Une confusion règne à gauche : celle d’une union venant se substituer au projet.
François Hollande a gagné la présidentielle sans être le candidat unitaire de la gauche. Jean-Luc Mélenchon a failli être qualifié au second tour de la présidentielle alors qu’il refusait la primaire populaire. En revanche, Benoît Hamon, qui rallia les écologistes et tenta d’en faire autant avec Mélenchon, passa de 17 % dans son premier sondage à 6,75 % à la fin. Anne Hidalgo, qui fit un demi-tour remarqué vers la primaire populaire, termina à 1,75 %.
La question à la présidentielle est celle de l’offre politique par excellence.
La faiblesse historique de la gauche dans les sondages et les élections ne tient pas au manque d’union, mais au manque de projet majoritaire. Après la NUPES et le NFP, la gauche plafonne toujours à moins de 30 %. Les alliances sous pavillon de la radicalité n’ont pas inversé le rapport de force avec la vague national-populiste. Ce n’est pas le moindre de leurs défauts.
Le « élisez-moi Premier ministre » de Mélenchon n’a pas fonctionné. Et le Nouveau Front populaire fut en tête grâce au front républicain, mais sans obtenir la majorité.
Si j’osais, je paraphraserais Mélenchon, qui cite Lénine, en disant que c’est du Kant : « le parti, c’est le programme ».
Oui, nous devons avoir le parti pris du programme, car la France souffre de l’absence de solutions à ses crises, et c’est ce qui renforce la recherche du national-populisme d’extrême droite comme clé magique.
La proposition des sociaux-démocrates du PS de créer une fédération avec ceux qui veulent un projet de gauche crédible vient de rencontrer une forme d’assentiment de la part de Place publique. En effet, R. Glucksmann a déclaré qu’il ne croyait pas à la petite primaire et propose au PS de travailler à une plateforme pour le projet.

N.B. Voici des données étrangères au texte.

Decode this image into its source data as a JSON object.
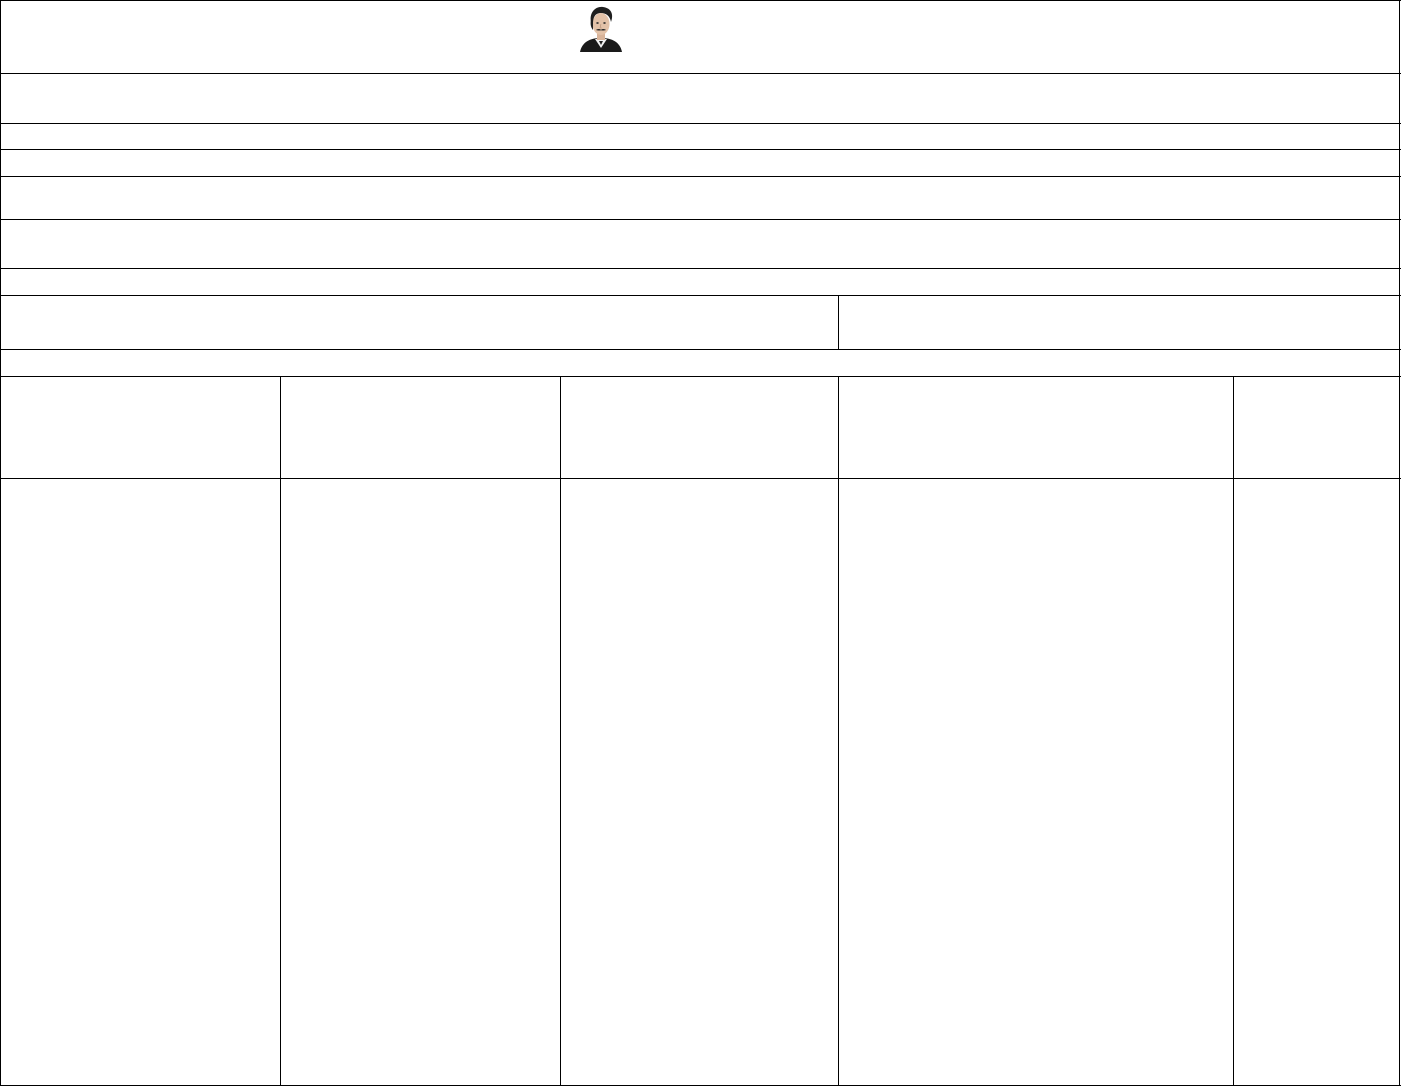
{
  "document": {
    "header": {
      "logo": "portrait-logo"
    },
    "rows": {
      "row_1": "",
      "row_2": "",
      "row_3": "",
      "row_4": "",
      "row_5": "",
      "row_6": "",
      "row_7_left": "",
      "row_7_right": "",
      "row_8": ""
    },
    "table": {
      "columns": [
        "",
        "",
        "",
        "",
        ""
      ],
      "cells": [
        [
          "",
          "",
          "",
          "",
          ""
        ]
      ]
    }
  }
}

Il faut saisir ce bougé pour enclencher une dynamique vertueuse.
D’abord les municipales, car elles vont encoder la suite. Ensuite, en donnant un mandat à la direction du PS pour un agenda de la présidentielle :
- En créant un espace de confrontation pour un projet de la gauche répondant aux crises que traverse notre pays. Glucksmann vient de faire un pas en ce sens. Il faut saisir sa main. D’autres peuvent venir.
- Pour cela, il vaudrait mieux que le PS soit au clair : on attend toujours le projet du PS.
- Sur cette base, promouvoir un accord pour les législatives, car il faut garantir la stabilité au pays, quel que soit le résultat de la présidentielle, et indiquer aux Français que nous ne gouvernerons pas avec La France insoumise.
- Enfin, soit cette démarche conduit à un élargissement du PS — une fédération ou une confédération — et il est possible de désigner le candidat commun, soit nos partenaires de l’espace de confrontation le refusent, et le Parti socialiste désigne son candidat dans un vote interne, comme de toute façon le prévoient les statuts du PS.
La gauche sera ainsi à la hauteur des défis de ces élections, de tous les dangers pour l’avenir de la France et de l’Europe.